Florida's citrus crop is on pace to shrink again next year to its lowest total since 1945, if you don't count the destruction Hurricane Irma caused in 2017 to the state's already-depleted groves.
Of note: Fruit per tree was the lowest on record for both non-Valencia and Valencia oranges since the first year this number was collected, 1964-1965.
- Huanglongbing — or citrus greening — is to blame. The bacteria has infected 90% of the state's groves.
- Production has declined steadily since 2003, the season before citrus greening emerged as a threat to the $9 billion industry.
Why it matters: What is Florida without oranges? Citrus has been farmed commercially here since the 1800s due to the state's sandy soil and climate, and the industry employs nearly 76,000 Floridians.
Yes, but: After a peak production of 244 million boxes of all citrus during the 1997-98 season, production has been in decline for more than 20 years. Thousands of citrus farmers have quit. Factories for processed juice have shut down.

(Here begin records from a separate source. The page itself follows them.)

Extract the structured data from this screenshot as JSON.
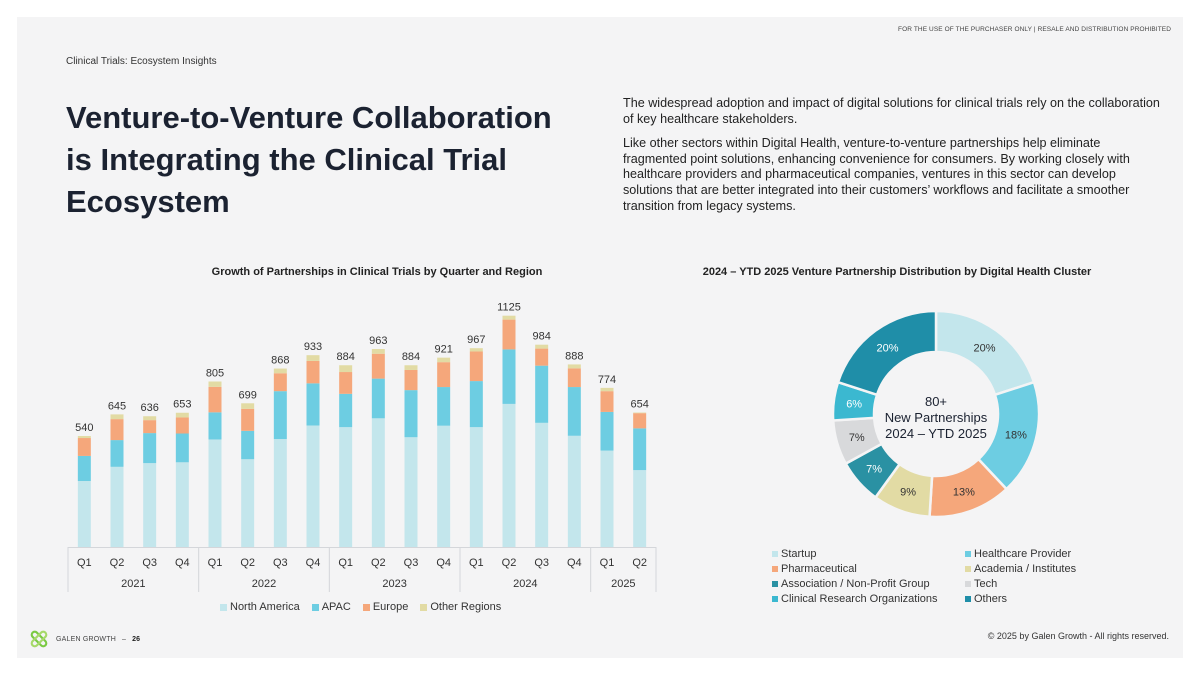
{
  "header": {
    "disclaimer": "FOR THE USE OF THE PURCHASER ONLY | RESALE AND DISTRIBUTION PROHIBITED",
    "breadcrumb": "Clinical Trials: Ecosystem Insights",
    "title": "Venture-to-Venture Collaboration is Integrating the Clinical Trial Ecosystem"
  },
  "intro": {
    "paragraphs": [
      "The widespread adoption and impact of digital solutions for clinical trials rely on the collaboration of key healthcare stakeholders.",
      "Like other sectors within Digital Health, venture-to-venture partnerships help eliminate fragmented point solutions, enhancing convenience for consumers. By working closely with healthcare providers and pharmaceutical companies, ventures in this sector can develop solutions that are better integrated into their customers’ workflows and facilitate a smoother transition from legacy systems."
    ]
  },
  "chart_data": [
    {
      "type": "bar",
      "stacked": true,
      "title": "Growth of Partnerships in Clinical Trials by Quarter and Region",
      "xlabel": "",
      "ylabel": "",
      "ylim": [
        0,
        1200
      ],
      "grid": false,
      "legend": "bottom",
      "categories": [
        "Q1",
        "Q2",
        "Q3",
        "Q4",
        "Q1",
        "Q2",
        "Q3",
        "Q4",
        "Q1",
        "Q2",
        "Q3",
        "Q4",
        "Q1",
        "Q2",
        "Q3",
        "Q4",
        "Q1",
        "Q2"
      ],
      "groups": [
        {
          "label": "2021",
          "count": 4
        },
        {
          "label": "2022",
          "count": 4
        },
        {
          "label": "2023",
          "count": 4
        },
        {
          "label": "2024",
          "count": 4
        },
        {
          "label": "2025",
          "count": 2
        }
      ],
      "totals": [
        540,
        645,
        636,
        653,
        805,
        699,
        868,
        933,
        884,
        963,
        884,
        921,
        967,
        1125,
        984,
        888,
        774,
        654
      ],
      "series": [
        {
          "name": "North America",
          "color": "#c3e6ec",
          "values": [
            321,
            390,
            408,
            412,
            523,
            427,
            525,
            591,
            583,
            626,
            534,
            590,
            583,
            696,
            604,
            541,
            469,
            374
          ]
        },
        {
          "name": "APAC",
          "color": "#6dcde2",
          "values": [
            122,
            130,
            146,
            140,
            132,
            138,
            233,
            205,
            162,
            193,
            229,
            188,
            224,
            265,
            278,
            237,
            188,
            203
          ]
        },
        {
          "name": "Europe",
          "color": "#f5a77b",
          "values": [
            87,
            102,
            63,
            78,
            124,
            107,
            87,
            109,
            106,
            121,
            98,
            121,
            144,
            145,
            83,
            91,
            101,
            74
          ]
        },
        {
          "name": "Other Regions",
          "color": "#e2dba4",
          "values": [
            10,
            23,
            19,
            23,
            26,
            27,
            23,
            28,
            33,
            23,
            23,
            22,
            16,
            19,
            19,
            19,
            16,
            3
          ]
        }
      ]
    },
    {
      "type": "pie",
      "donut": true,
      "title": "2024 – YTD 2025 Venture Partnership Distribution by Digital Health Cluster",
      "center_label": [
        "80+",
        "New Partnerships",
        "2024 – YTD 2025"
      ],
      "legend": "bottom",
      "slices": [
        {
          "name": "Startup",
          "value": 20,
          "label": "20%",
          "color": "#c3e6ec",
          "label_color": "#333333"
        },
        {
          "name": "Healthcare Provider",
          "value": 18,
          "label": "18%",
          "color": "#6dcde2",
          "label_color": "#333333"
        },
        {
          "name": "Pharmaceutical",
          "value": 13,
          "label": "13%",
          "color": "#f5a77b",
          "label_color": "#333333"
        },
        {
          "name": "Academia / Institutes",
          "value": 9,
          "label": "9%",
          "color": "#e2dba4",
          "label_color": "#333333"
        },
        {
          "name": "Association / Non-Profit Group",
          "value": 7,
          "label": "7%",
          "color": "#2a91a3",
          "label_color": "#ffffff"
        },
        {
          "name": "Tech",
          "value": 7,
          "label": "7%",
          "color": "#d8d9db",
          "label_color": "#333333"
        },
        {
          "name": "Clinical Research Organizations",
          "value": 6,
          "label": "6%",
          "color": "#3bb8d0",
          "label_color": "#ffffff"
        },
        {
          "name": "Others",
          "value": 20,
          "label": "20%",
          "color": "#1f8ea8",
          "label_color": "#ffffff"
        }
      ],
      "legend_order": [
        "Startup",
        "Healthcare Provider",
        "Pharmaceutical",
        "Academia / Institutes",
        "Association / Non-Profit Group",
        "Tech",
        "Clinical Research Organizations",
        "Others"
      ]
    }
  ],
  "footer": {
    "brand": "GALEN GROWTH",
    "separator": " – ",
    "page_number": "26",
    "copyright": "© 2025 by Galen Growth  - All rights reserved.",
    "logo_color": "#7ac943"
  }
}
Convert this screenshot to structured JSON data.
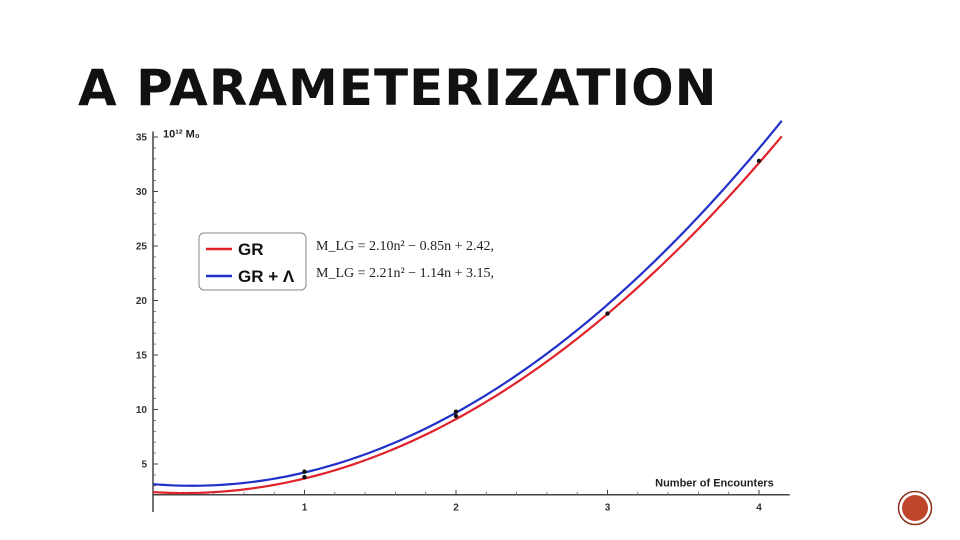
{
  "slide": {
    "title": "A PARAMETERIZATION"
  },
  "chart_data": {
    "type": "line",
    "xlabel": "Number of Encounters",
    "ylabel": "10¹² M₀",
    "xlim": [
      0,
      4.15
    ],
    "ylim": [
      2,
      35.5
    ],
    "x_ticks": [
      1,
      2,
      3,
      4
    ],
    "y_ticks": [
      5,
      10,
      15,
      20,
      25,
      30,
      35
    ],
    "grid": false,
    "legend_position": "upper-left",
    "equations": [
      "M_LG = 2.10n² − 0.85n + 2.42,",
      "M_LG = 2.21n² − 1.14n + 3.15,"
    ],
    "series": [
      {
        "name": "GR",
        "color": "#e0222a",
        "coefficients": [
          2.1,
          -0.85,
          2.42
        ]
      },
      {
        "name": "GR + Λ",
        "color": "#2030c8",
        "coefficients": [
          2.21,
          -1.14,
          3.15
        ]
      }
    ],
    "points": [
      {
        "x": 1,
        "y": 3.8
      },
      {
        "x": 1,
        "y": 4.3
      },
      {
        "x": 2,
        "y": 9.4
      },
      {
        "x": 2,
        "y": 9.8
      },
      {
        "x": 3,
        "y": 18.8
      },
      {
        "x": 4,
        "y": 32.8
      }
    ]
  },
  "colors": {
    "badge_fill": "#c0462b",
    "badge_ring": "#8a2d1a"
  },
  "icons": {
    "page_badge": "circle-badge-icon"
  }
}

The intrigue: Production of specialty citrus like tangerines and tangelos is expected to be up slightly this season with 900,000 boxes forecasted.
What they’re saying: "We remain committed to supporting our citrus producers with research, technology, and techniques to fight the spread of citrus greening," Florida Agriculture Commissioner Nikki Fried said in a statement.
What to watch: Fried said she has requested $15.6 million in the state's next budget to support citrus production, health and research.